Over the course of 2-10 million years the resin first begins to harden through a process of molecular polymerization. Here the resin must be in an anaerobic (oxygen-free) condition under layers of overlying sediment where the aid of pressure and heat can transform the soft resin into harder and more stable ‘copal’ resin. From here, sustained conditions of heat and pressure can further evaporate terpenes (organic compounds within the resin) to form a hard, solid natural plastic (amber).

Although famous for that beloved ‘amber glow,’ it can also be white, yellow, orange to reddish brown and found as either transparent to opaque. Rarely, amber may show a strong blue fluorescence in daylight that can give a blueish to green hue. Typically, transparent material is most sought after the darker the colour the more valuable, but inclusions play a huge part in the final value. Scientists and collectors treasure amber that contains animal or plant debris, as they’re a fascinating peek into our planet’s primordial past.

Natural oxidation can darken amberover time and colour and clarity can be improved by heat treatment and dyeing. Opaque amber contains tiny gas bubble inclusions that give it a cloudy appearance. This material is commonly treated by careful heating in rapeseed (canola) oil to infill the cavities and improve clarity. The slow cooling is imperative to minimise the occurrence of identifying circular stress fractures described as ‘sun spangles’. These delicate inclusions are evidence that this clarification process or heat treatment has taken place.

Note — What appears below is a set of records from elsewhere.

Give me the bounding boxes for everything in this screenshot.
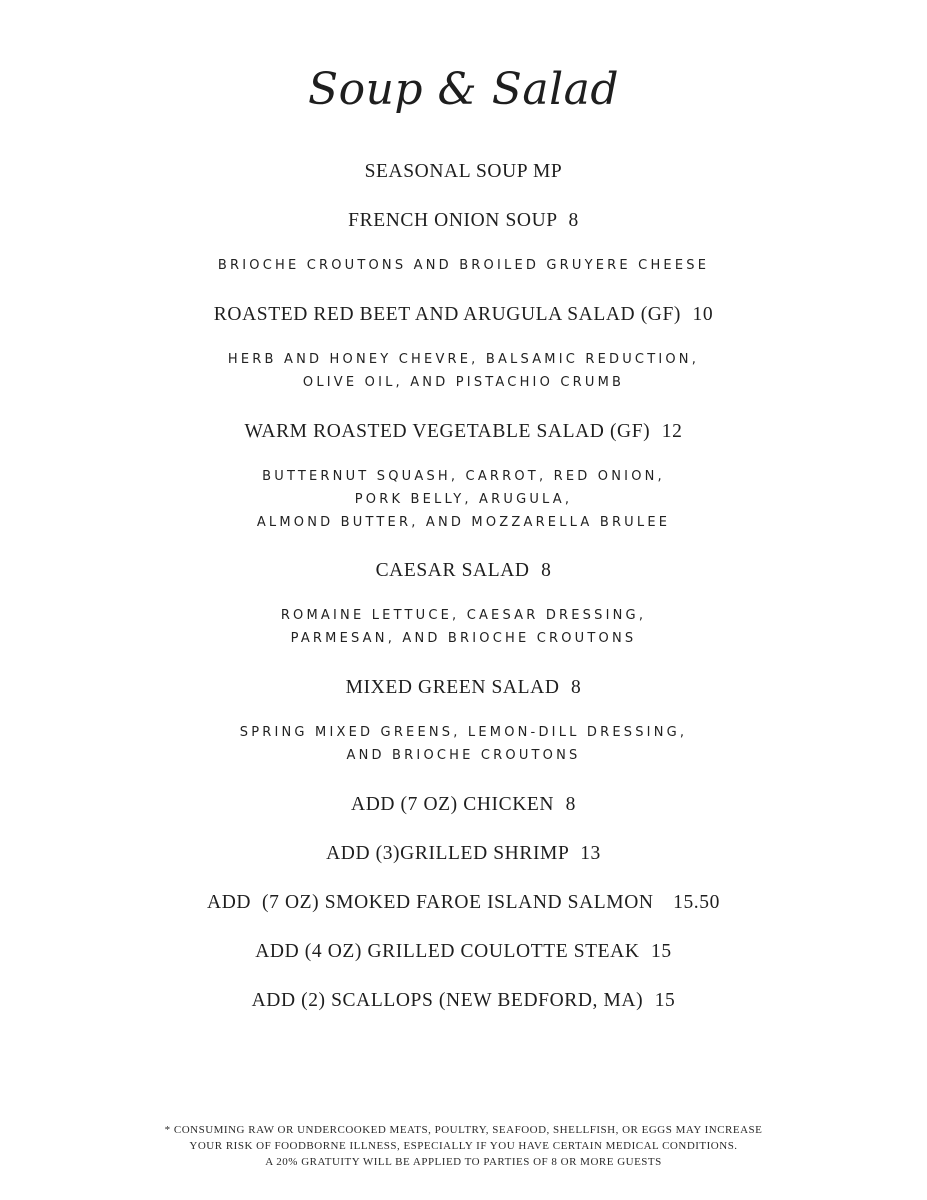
addon-price: 15 [654, 990, 676, 1011]
disclaimer-footer [0, 1122, 927, 1170]
disclaimer-line: A 20% GRATUITY WILL BE APPLIED TO PARTIES OF 8 OR MORE GUESTS [265, 1156, 662, 1168]
menu-item-name: ROASTED RED BEET AND ARUGULA SALAD (GF) [213, 304, 682, 325]
description-line: PARMESAN, AND BRIOCHE CROUTONS [290, 631, 637, 646]
menu-item-mixed-green-salad [0, 676, 927, 700]
disclaimer-line: YOUR RISK OF FOODBORNE ILLNESS, ESPECIALLY IF YOU HAVE CERTAIN MEDICAL CONDITIONS. [189, 1140, 738, 1152]
addon-name: ADD (7 OZ) SMOKED FAROE ISLAND SALMON [207, 892, 654, 913]
addon-shrimp [0, 842, 927, 866]
menu-item-description [0, 721, 927, 767]
description-line: SPRING MIXED GREENS, LEMON-DILL DRESSING, [239, 725, 688, 740]
menu-item-name: WARM ROASTED VEGETABLE SALAD (GF) [244, 421, 651, 442]
addon-chicken [0, 793, 927, 817]
disclaimer-line: * CONSUMING RAW OR UNDERCOOKED MEATS, POULTRY, SEAFOOD, SHELLFISH, OR EGGS MAY INCREASE [164, 1124, 763, 1136]
addon-price: 8 [565, 794, 576, 815]
menu-item-description [0, 604, 927, 650]
page-title: Soup & Salad [307, 64, 620, 115]
menu-item-seasonal-soup [0, 160, 927, 184]
menu-item-price: 8 [570, 677, 582, 698]
description-line: OLIVE OIL, AND PISTACHIO CRUMB [302, 375, 625, 390]
menu-item-name: CAESAR SALAD [375, 560, 530, 581]
menu-item-french-onion-soup [0, 209, 927, 233]
addon-steak [0, 940, 927, 964]
addon-price: 15 [651, 941, 672, 962]
addon-name: ADD (7 OZ) CHICKEN [351, 794, 555, 815]
description-line: BUTTERNUT SQUASH, CARROT, RED ONION, [262, 469, 665, 484]
menu-item-name: MIXED GREEN SALAD [345, 677, 560, 698]
menu-item-price: 10 [692, 304, 714, 325]
addon-name: ADD (4 OZ) GRILLED COULOTTE STEAK [255, 941, 640, 962]
addon-price: 13 [580, 843, 601, 864]
menu-item-price: 12 [661, 421, 683, 442]
addon-name: ADD (3)GRILLED SHRIMP [326, 843, 569, 864]
description-line: PORK BELLY, ARUGULA, [354, 492, 573, 507]
menu-item-description [0, 348, 927, 394]
menu-item-beet-salad [0, 303, 927, 327]
addon-price: 15.50 [673, 892, 720, 913]
addon-name: ADD (2) SCALLOPS (NEW BEDFORD, MA) [251, 990, 644, 1011]
menu-item-description [0, 254, 927, 277]
menu-item-description [0, 465, 927, 534]
menu-item-price: 8 [568, 210, 579, 231]
menu-item-price: 8 [541, 560, 552, 581]
description-line: AND BRIOCHE CROUTONS [346, 748, 581, 763]
menu-item-name: SEASONAL SOUP MP [364, 161, 563, 182]
description-line: HERB AND HONEY CHEVRE, BALSAMIC REDUCTION, [227, 352, 700, 367]
description-line: ROMAINE LETTUCE, CAESAR DRESSING, [280, 608, 647, 623]
description-line: BRIOCHE CROUTONS AND BROILED GRUYERE CHEESE [217, 258, 710, 273]
addon-salmon [0, 891, 927, 915]
menu-item-name: FRENCH ONION SOUP [348, 210, 557, 231]
menu-item-vegetable-salad [0, 420, 927, 444]
description-line: ALMOND BUTTER, AND MOZZARELLA BRULEE [256, 515, 671, 530]
menu-item-caesar-salad [0, 559, 927, 583]
addon-scallops [0, 989, 927, 1013]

Bunny Bedi, owner and designer at Made In Earth, has found this gem to be a loyal gemstone of his vast collection. “There is always a strong and steady demand for amber. Generations of people have loved and appreciated its natural beauty and astonishing prehistoric inclusions. Like most gemstones, there are plenty of imitations and consumers need to be aware. Being a light weight, soft, natural, plastic there are many simple and cheaper materials available to imitate it. Man made plastics, glass and composites are most commonly used and occasionally with insects implanted that can fool most people.”

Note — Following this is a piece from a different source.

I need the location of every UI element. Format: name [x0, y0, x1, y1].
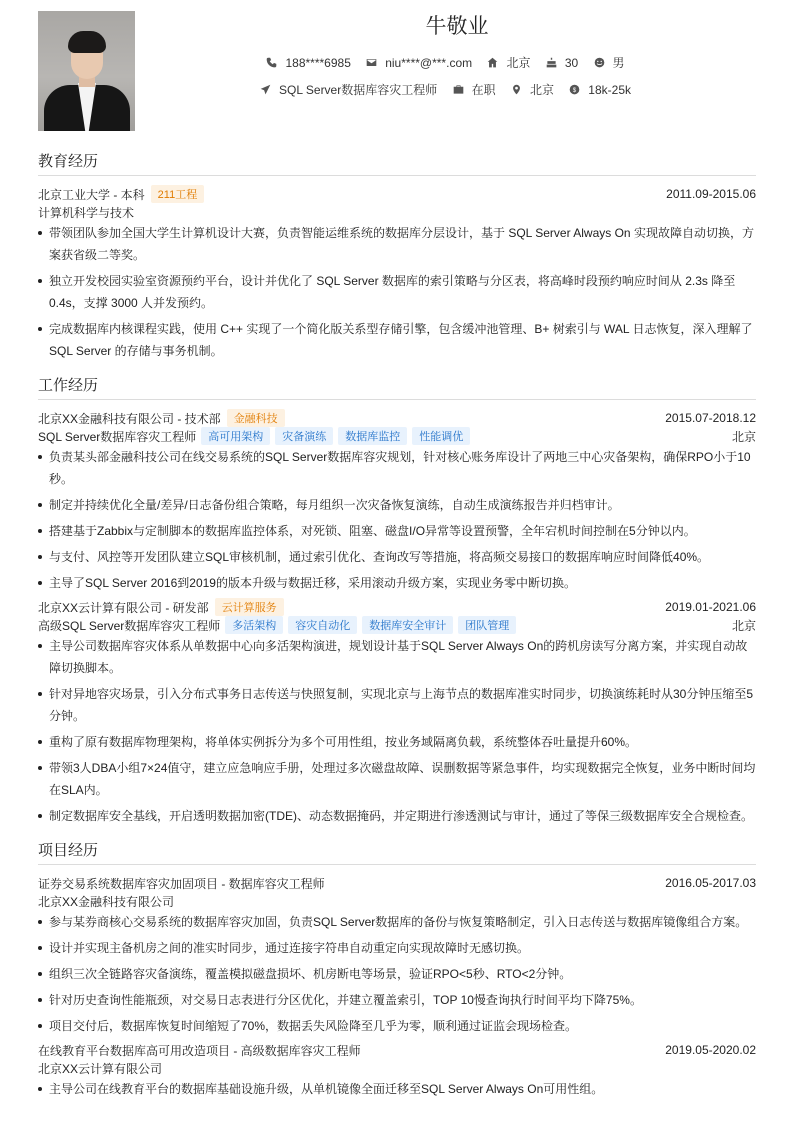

It’s always great to see a gemstone, crystal or item of jewellery be a pivotal object in the plot of a blockbuster. It sparks a conversation about the amazing wonders of our world and hopefully initiates further research and education. The possibility of cloning dinosaurs using the inclusions with amber may not be possible but it doesn’t hurt to dream. Although without giving too much away, and as much as I’d love to visit Jurassic World, if it were possible, withholding the truth might be the best idea for humanity’s sake.